September is always the month in which college football seasons need to be given time to settle.
New players, new quarterbacks, new coordinators, new head coaches, new competitive dynamics in various divisions and conferences — flux is the constant, unpredictability is what’s predictable.
September is the month in which the most volatile results of a season typically emerge — remember Virginia beating BYU a few years ago? Recall Appalachian State over Michigan or Syracuse over Louisville in 2007?
Speaking of 2007, while we’re at it: What if a college football season never really settles down? What if volatility becomes the unchanging rule of an autumnal journey from late September through early December, as was the case eight years ago? Last year, September was pretty nutty: Ohio State lost at home to a Virginia Tech team which finished its 12-game schedule at 6-6. Michigan State-Oregon was three very different games packed into one 60-minute canvas in Eugene. Stanford forgot how to convert third and short, an unthinkable development in light of that team’s short-yardage prowess the previous four seasons. Oklahoma and Alabama didn’t look very convincing at all. Texas A&M went from brilliant to mediocre in a flash, and the SEC West turned into college football’s most confusing division.

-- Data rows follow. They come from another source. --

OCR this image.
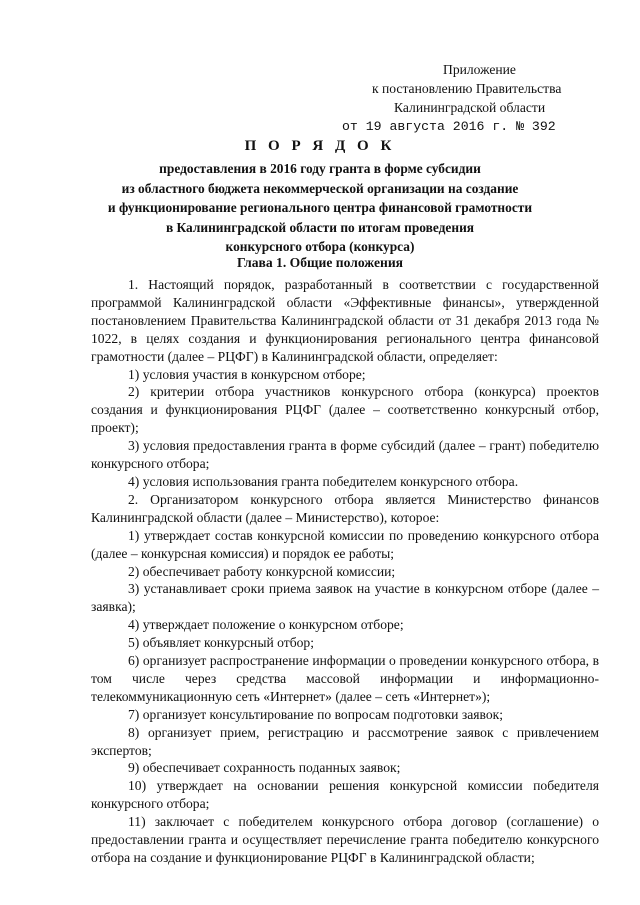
Приложение
к постановлению Правительства
Калининградской области
от 19 августа 2016 г. № 392
П О Р Я Д О К
предоставления в 2016 году гранта в форме субсидии
из областного бюджета некоммерческой организации на создание
и функционирование регионального центра финансовой грамотности
в Калининградской области по итогам проведения
конкурсного отбора (конкурса)
Глава 1. Общие положения

1. Настоящий порядок, разработанный в соответствии с государственной программой Калининградской области «Эффективные финансы», утвержденной постановлением Правительства Калининградской области от 31 декабря 2013 года № 1022, в целях создания и функционирования регионального центра финансовой грамотности (далее – РЦФГ) в Калининградской области, определяет:

1) условия участия в конкурсном отборе;

2) критерии отбора участников конкурсного отбора (конкурса) проектов создания и функционирования РЦФГ (далее – соответственно конкурсный отбор, проект);

3) условия предоставления гранта в форме субсидий (далее – грант) победителю конкурсного отбора;

4) условия использования гранта победителем конкурсного отбора.

2. Организатором конкурсного отбора является Министерство финансов Калининградской области (далее – Министерство), которое:

1) утверждает состав конкурсной комиссии по проведению конкурсного отбора (далее – конкурсная комиссия) и порядок ее работы;

2) обеспечивает работу конкурсной комиссии;

3) устанавливает сроки приема заявок на участие в конкурсном отборе (далее – заявка);

4) утверждает положение о конкурсном отборе;

5) объявляет конкурсный отбор;

6) организует распространение информации о проведении конкурсного отбора, в том числе через средства массовой информации и информационно-телекоммуникационную сеть «Интернет» (далее – сеть «Интернет»);

7) организует консультирование по вопросам подготовки заявок;

8) организует прием, регистрацию и рассмотрение заявок с привлечением экспертов;

9) обеспечивает сохранность поданных заявок;

10) утверждает на основании решения конкурсной комиссии победителя конкурсного отбора;

11) заключает с победителем конкурсного отбора договор (соглашение) о предоставлении гранта и осуществляет перечисление гранта победителю конкурсного отбора на создание и функционирование РЦФГ в Калининградской области;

That was September of 2014. Chaos.
This year, the national picture in September is also defined by chaos, but if you look a little closer, the sorting-out process which accompanies the first month of every college football season deserves a more specific theme. The label you can slap onto this year’s crazy and cluttered September is “imbalanced.”
We have imbalanced chaos in college football in 2015.

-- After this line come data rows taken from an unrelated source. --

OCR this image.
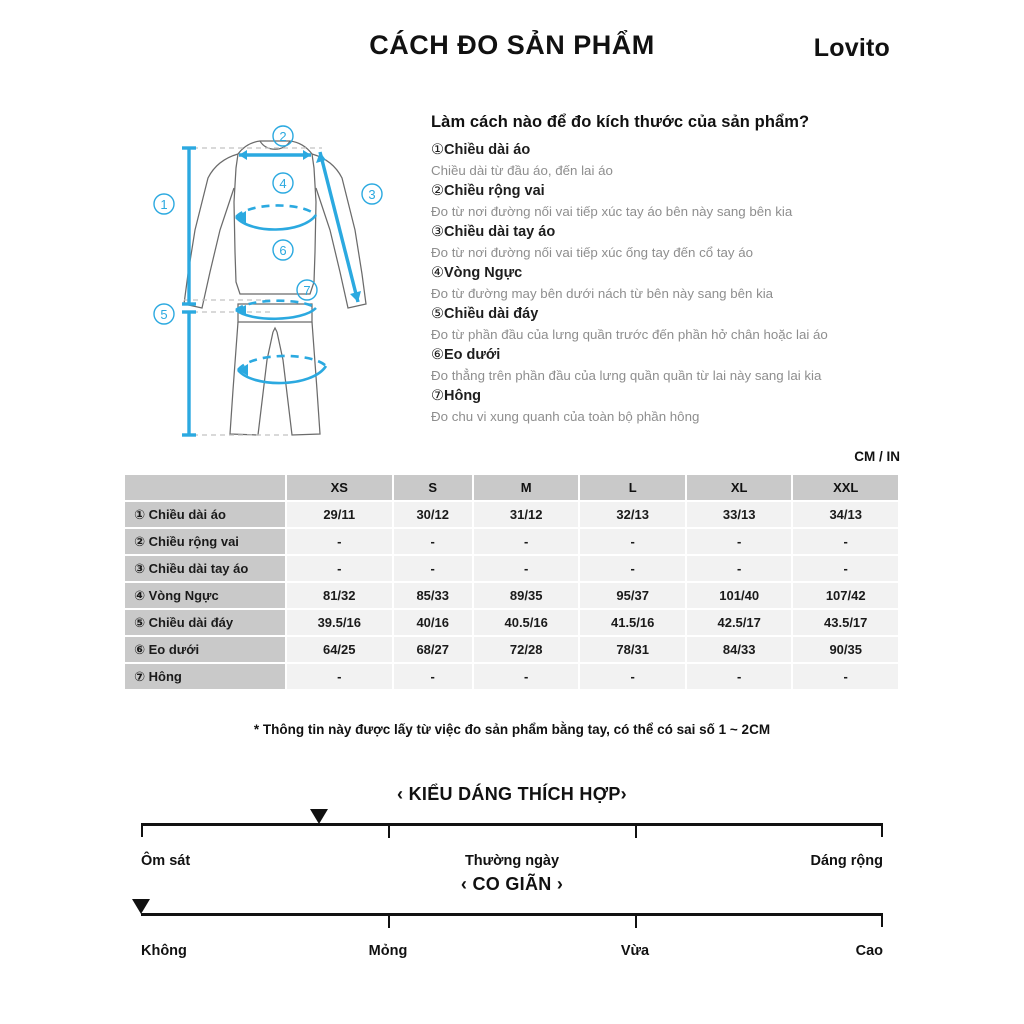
CÁCH ĐO SẢN PHẨM	Lovito
1
2
3
4
5
6
7
Làm cách nào để đo kích thước của sản phẩm?
①Chiều dài áo
Chiều dài từ đầu áo, đến lai áo
②Chiều rộng vai
Đo từ nơi đường nối vai tiếp xúc tay áo bên này sang bên kia
③Chiều dài tay áo
Đo từ nơi đường nối vai tiếp xúc ống tay đến cổ tay áo
④Vòng Ngực
Đo từ đường may bên dưới nách từ bên này sang bên kia
⑤Chiều dài đáy
Đo từ phần đầu của lưng quần trước đến phần hở chân hoặc lai áo
⑥Eo dưới
Đo thẳng trên phần đầu của lưng quần quần từ lai này sang lai kia
⑦Hông
Đo chu vi xung quanh của toàn bộ phần hông
CM / IN
	XS	S	M	L	XL	XXL
① Chiều dài áo	29/11	30/12	31/12	32/13	33/13	34/13
② Chiều rộng vai	-	-	-	-	-	-
③ Chiều dài tay áo	-	-	-	-	-	-
④ Vòng Ngực	81/32	85/33	89/35	95/37	101/40	107/42
⑤ Chiều dài đáy	39.5/16	40/16	40.5/16	41.5/16	42.5/17	43.5/17
⑥ Eo dưới	64/25	68/27	72/28	78/31	84/33	90/35
⑦ Hông	-	-	-	-	-	-
* Thông tin này được lấy từ việc đo sản phẩm bằng tay, có thể có sai số 1 ~ 2CM
‹ KIỂU DÁNG THÍCH HỢP›
Ôm sát	Thường ngày	Dáng rộng
‹ CO GIÃN ›
Không	Mỏng	Vừa	Cao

What does that mean? Wait no more — here’s the explanation:
Go through the various teams that are either soaring or struggling to a considerable extent in college football. Some of them are just plain bad on both sides of the ball, such as Arkansas, South Carolina, and Auburn, but for a great many teams, the “half-a-loaf” dynamic applies: One side of the ball is dragging down the whole operation.
Look at the ACC: Clemson, Louisville, Florida State, Boston College, Duke, Georgia Tech — all of those teams ran into big tests this past weekend. For every team other than Louisville (which played Auburn), this was the first true test of the season. All of those games involved below-average performances (at best) on offense. Bobby Petrino, Jimbo Fisher, David Cutcliffe, Paul Johnson — four darn good offensive minds — could not unlock the talents of their offenses. Maybe this is just the process of getting through September nerves and guiding players to settle into the season. However, with competent offensive performances last week, Petrino, Cutcliffe and Johnson would have won. Fisher would have drummed Boston College by 28 more points than he did.
The question of the young season in the ACC is which offense is going to find itself — and stay that way — first? It’s part of the imbalance of the season, an imbalance which needs to be resolved by a team and its coaching staff.
Beyond that specific focus on offenses holding a team back, consider all the examples from Saturday and the season at large in which teams have won despite not having much of a passing game.
Northwestern, come on down!
LSU, right this way!
Ohio State, step right up!
UCLA, come join us!
Those are just some of the examples of teams getting by with defense and a running game, to varying degrees, at this moment. Future weeks and months will require such teams to be more balanced, but that moment hasn’t come just yet.
Then consider the teams which are imbalanced in other ways:
Alabama has the line play and the running backs but not the quarterbacks or the wide receivers.
USC has a rocking offense, but it doesn’t have a defense, a defensive coordinator, or a head coach. (KICK THE FIELD GOAL, SARK! YOU NEED TIME FOR TWO POSSESSIONS IN THE FINAL MINUTE AGAINST STANFORD!)
TCU has a hugely potent offense, but it has already lost 3,741 defensive starters to injury (that statistic is, of course, #UNOFFICIAL).
Notre Dame has terrific frontline talent, but as the season moves along, a lack of depth due to 7,622 injuries (#UNOFFICIALLY) could take its toll.
Memphis is all offense and no defense (but that offense is going to carry the Tigers through some tense situations).
Vanderbilt is all defense and no offense. Kentucky is in a similar spot — scoring 26 against South Carolina this year is like scoring 10 against just about anyone else.
You can go on and on through the various FBS teams, especially in the power conferences. Imbalance is the early theme of the season. Teams with half a loaf need to get the other half at the grocery store, or they’re not going to have the kind of postseason feast they planned on.
Beyond that, if enough teams don’t address their various imbalances — including the ones which are still unbeaten — we could have that 2007 season again, in which just about every team but Kansas ended not with two halves of a loaf, but two losses.